I'm new to AJAX, but as an overview I'd like to know what formats you can upload and download. Is it limited to JSON or XML or can you even send binary types like MP3 or UTF-8 HTML. And finally, do you have full control over the data, byte for byte in something like a byte array, or is only a string sent/received.
If we are talking about ajax we are talking about javascript? And about XMLHTTPRequest?
The XMLHttpRequest which is only a http request can transfer everything. But there is no byte array in javascript. Only strings, numbers and such. Every thing you get from an ajax call is a piece of text (responseText). That might be parsed into XML (which gives you reponseXML). Special encodings should be more a matter of the http transport.
The binary stuff is not ajax dependent but javascript dependent. There are some weird encodings for strings to deliver byte data inside in javascript (especially for images) but it is not a general solution.
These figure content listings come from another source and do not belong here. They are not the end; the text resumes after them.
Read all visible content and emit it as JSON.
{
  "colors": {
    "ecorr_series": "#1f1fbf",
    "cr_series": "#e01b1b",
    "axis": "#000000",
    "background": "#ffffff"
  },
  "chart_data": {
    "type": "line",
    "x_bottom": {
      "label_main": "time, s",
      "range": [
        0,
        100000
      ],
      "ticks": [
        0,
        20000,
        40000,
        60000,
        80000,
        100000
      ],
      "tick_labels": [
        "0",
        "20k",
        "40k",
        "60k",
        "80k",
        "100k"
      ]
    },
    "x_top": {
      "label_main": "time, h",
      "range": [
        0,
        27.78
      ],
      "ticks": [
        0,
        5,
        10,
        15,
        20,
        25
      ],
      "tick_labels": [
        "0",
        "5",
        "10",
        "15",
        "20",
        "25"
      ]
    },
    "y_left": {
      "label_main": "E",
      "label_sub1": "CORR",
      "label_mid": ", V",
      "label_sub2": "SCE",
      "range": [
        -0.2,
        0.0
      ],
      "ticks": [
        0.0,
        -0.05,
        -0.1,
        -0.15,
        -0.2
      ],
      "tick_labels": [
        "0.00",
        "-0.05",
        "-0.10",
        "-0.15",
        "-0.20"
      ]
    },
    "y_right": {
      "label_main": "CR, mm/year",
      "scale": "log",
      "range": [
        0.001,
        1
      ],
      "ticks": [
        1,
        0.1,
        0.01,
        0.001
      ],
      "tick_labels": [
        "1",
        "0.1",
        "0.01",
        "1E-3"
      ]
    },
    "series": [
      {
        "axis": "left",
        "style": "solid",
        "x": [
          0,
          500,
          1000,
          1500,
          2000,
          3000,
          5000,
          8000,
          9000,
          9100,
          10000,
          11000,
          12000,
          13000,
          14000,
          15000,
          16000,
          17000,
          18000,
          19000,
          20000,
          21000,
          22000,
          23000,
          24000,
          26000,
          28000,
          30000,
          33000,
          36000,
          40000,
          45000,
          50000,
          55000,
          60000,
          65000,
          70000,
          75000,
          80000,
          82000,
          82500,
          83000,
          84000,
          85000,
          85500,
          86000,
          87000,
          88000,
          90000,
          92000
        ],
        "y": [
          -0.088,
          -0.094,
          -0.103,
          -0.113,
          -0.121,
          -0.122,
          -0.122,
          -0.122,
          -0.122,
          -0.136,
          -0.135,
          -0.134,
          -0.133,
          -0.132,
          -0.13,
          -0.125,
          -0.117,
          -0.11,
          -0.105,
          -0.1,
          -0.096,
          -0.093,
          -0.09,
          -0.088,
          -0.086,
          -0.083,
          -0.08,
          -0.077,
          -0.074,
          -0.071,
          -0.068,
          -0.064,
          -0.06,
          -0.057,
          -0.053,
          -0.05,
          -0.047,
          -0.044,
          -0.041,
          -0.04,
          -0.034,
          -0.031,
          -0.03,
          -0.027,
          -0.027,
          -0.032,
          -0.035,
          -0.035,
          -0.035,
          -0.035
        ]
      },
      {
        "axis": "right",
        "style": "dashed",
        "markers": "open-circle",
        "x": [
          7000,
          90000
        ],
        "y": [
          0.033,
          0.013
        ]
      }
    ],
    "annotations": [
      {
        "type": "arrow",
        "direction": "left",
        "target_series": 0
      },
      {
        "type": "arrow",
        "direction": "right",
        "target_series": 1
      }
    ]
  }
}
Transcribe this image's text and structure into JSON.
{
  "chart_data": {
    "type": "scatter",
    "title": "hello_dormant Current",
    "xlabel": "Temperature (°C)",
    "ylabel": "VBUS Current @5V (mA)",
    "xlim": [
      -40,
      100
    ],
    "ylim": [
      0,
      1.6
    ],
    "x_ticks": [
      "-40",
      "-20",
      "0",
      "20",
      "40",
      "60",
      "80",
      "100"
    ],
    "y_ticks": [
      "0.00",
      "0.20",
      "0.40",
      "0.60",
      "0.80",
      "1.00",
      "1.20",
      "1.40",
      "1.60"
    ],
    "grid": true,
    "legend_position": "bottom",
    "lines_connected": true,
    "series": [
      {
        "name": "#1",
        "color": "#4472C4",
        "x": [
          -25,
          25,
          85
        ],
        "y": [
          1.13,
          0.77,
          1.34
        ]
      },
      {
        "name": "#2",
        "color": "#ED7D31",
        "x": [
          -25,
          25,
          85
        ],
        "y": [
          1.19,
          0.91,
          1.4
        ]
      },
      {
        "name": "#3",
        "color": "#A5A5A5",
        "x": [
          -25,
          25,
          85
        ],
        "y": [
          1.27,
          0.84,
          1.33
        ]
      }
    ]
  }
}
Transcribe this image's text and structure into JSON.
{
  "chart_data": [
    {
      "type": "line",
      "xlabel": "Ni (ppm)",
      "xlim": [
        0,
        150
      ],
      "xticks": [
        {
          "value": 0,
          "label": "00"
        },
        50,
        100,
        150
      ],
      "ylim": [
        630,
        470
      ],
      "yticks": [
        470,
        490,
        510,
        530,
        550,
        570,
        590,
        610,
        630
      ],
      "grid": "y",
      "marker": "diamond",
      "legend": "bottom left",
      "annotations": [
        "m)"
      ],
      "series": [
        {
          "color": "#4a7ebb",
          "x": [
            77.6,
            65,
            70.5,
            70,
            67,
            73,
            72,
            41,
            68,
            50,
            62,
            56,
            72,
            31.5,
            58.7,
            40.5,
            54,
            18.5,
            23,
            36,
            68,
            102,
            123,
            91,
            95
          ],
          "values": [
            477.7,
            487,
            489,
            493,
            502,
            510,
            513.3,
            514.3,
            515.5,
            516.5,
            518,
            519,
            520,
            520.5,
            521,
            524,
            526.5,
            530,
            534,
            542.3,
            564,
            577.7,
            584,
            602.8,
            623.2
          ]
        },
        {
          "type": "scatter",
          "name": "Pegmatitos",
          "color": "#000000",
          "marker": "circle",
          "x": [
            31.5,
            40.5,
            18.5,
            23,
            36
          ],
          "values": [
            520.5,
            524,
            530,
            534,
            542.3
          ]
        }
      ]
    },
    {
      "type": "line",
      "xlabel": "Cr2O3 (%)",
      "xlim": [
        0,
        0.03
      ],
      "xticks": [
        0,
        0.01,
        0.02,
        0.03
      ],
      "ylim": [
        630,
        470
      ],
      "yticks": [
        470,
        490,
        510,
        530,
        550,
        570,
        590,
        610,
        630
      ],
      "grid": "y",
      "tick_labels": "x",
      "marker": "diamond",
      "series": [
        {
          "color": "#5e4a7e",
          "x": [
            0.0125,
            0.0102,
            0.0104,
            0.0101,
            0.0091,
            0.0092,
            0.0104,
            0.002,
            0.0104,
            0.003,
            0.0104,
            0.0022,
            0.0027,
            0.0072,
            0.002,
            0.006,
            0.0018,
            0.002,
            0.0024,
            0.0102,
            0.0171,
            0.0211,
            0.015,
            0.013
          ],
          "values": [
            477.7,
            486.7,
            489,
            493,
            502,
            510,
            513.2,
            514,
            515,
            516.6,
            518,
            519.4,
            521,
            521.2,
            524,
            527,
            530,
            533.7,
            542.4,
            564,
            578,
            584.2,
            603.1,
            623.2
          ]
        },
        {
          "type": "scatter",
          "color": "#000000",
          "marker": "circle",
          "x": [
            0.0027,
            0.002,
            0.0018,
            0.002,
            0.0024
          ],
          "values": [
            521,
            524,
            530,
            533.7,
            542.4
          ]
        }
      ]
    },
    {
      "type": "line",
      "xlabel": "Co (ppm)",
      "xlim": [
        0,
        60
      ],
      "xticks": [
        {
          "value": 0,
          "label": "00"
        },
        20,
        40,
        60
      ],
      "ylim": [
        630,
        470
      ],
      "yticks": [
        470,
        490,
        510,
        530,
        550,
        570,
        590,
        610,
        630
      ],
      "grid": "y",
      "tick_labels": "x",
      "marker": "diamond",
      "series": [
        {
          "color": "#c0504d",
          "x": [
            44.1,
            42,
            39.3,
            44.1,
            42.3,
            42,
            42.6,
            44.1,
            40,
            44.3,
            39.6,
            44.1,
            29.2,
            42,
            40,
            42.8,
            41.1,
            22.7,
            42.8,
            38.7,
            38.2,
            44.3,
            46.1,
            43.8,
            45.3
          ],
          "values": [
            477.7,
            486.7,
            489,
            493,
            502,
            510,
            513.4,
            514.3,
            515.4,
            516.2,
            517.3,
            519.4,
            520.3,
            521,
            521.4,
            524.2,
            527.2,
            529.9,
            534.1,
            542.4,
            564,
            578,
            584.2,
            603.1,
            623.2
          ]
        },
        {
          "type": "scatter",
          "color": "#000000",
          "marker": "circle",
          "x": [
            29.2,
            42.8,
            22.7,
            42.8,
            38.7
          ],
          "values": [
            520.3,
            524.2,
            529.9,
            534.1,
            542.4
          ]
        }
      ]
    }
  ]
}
HTML is not a problem and that is the most prominent use case. From this type of request you get an HTML string delivered and that is added to some node in the DOM per innerHTML that parses the HTML.
Since data is transported via HTTP you will have to make sure that you use some kind of encoding. One of the most popular is base64 encoding. You can find more information at: http://www.webtoolkit.info/javascript-base64.html
The methodology is to base64-encode the data you would like to send and then base64-decode the data at the server(or the client) and use the original data as you intended.
You can transfer any type of data either string or bytes
You can send anything you like, the problem may be how to handle it once you get it ;)
Standard HTML is probably the most common type of ajax content in use out there - you can choose character encoding too, although it's always best to stick with one type of encoding.
AJAX simply means you're transferring data asynchronously over HTTP with a JavaScript call. So your script makes a "normal" HTTP request using the XmlHttpRequest() object. However, as the name implies, it's really only suited for text-based data formats since you generally want to perform some action on the client side with the data you got back from the server (not always though, sometimes people just send XmlHttpRequests only to update something on the server).
On a side note, I have never seen an application where sending binary data would have been appropriate anyway.
Most often, people choose to send data over to the server with POST or GET (which is basically a method to transfer name-value pairs inherent to HTTP). For sending more complex data, for example hierarchical structures, they need to be encoded somehow. XML documents can be made natively per JavaScript, sent over to the server and get parsed into whatever data types necessary. But since XML can be a bit of a pain, many devs use JSON encoded data instead because it's easy to generate and easy to parse.
What the server sends back is equally as arbitrary. Usually, you specify a callback function in your Javascript that handles the incoming data. Again, the popular choices are XML and JSON, they parse easily into a document object or an array structure respectively. You could also send plain text or some other packaging but remember that you then have to take care of extracting the usable data from it yourself. Sometimes, it can also be beneficial to send actual HTML fragments to the client to update something on the page directly.
For starters, I suggest you have a look at JQuery. It's a very lightweight framework that abstracts many of evil compatibility stuff and lets you write AJAX requests very nicely.
You can move anything that can be sent over HTTP. There are restrictions about the call being made to the same domain as the page loaded from, but not on the content of the transfer. You can do either GET or POST transactions too.
There is a Digg the Blog entry titled DUI.Stream and MXHR that shows off what they call "Multipart XMLHttpRequests." It is alpha code now, but there is a demo that handles images.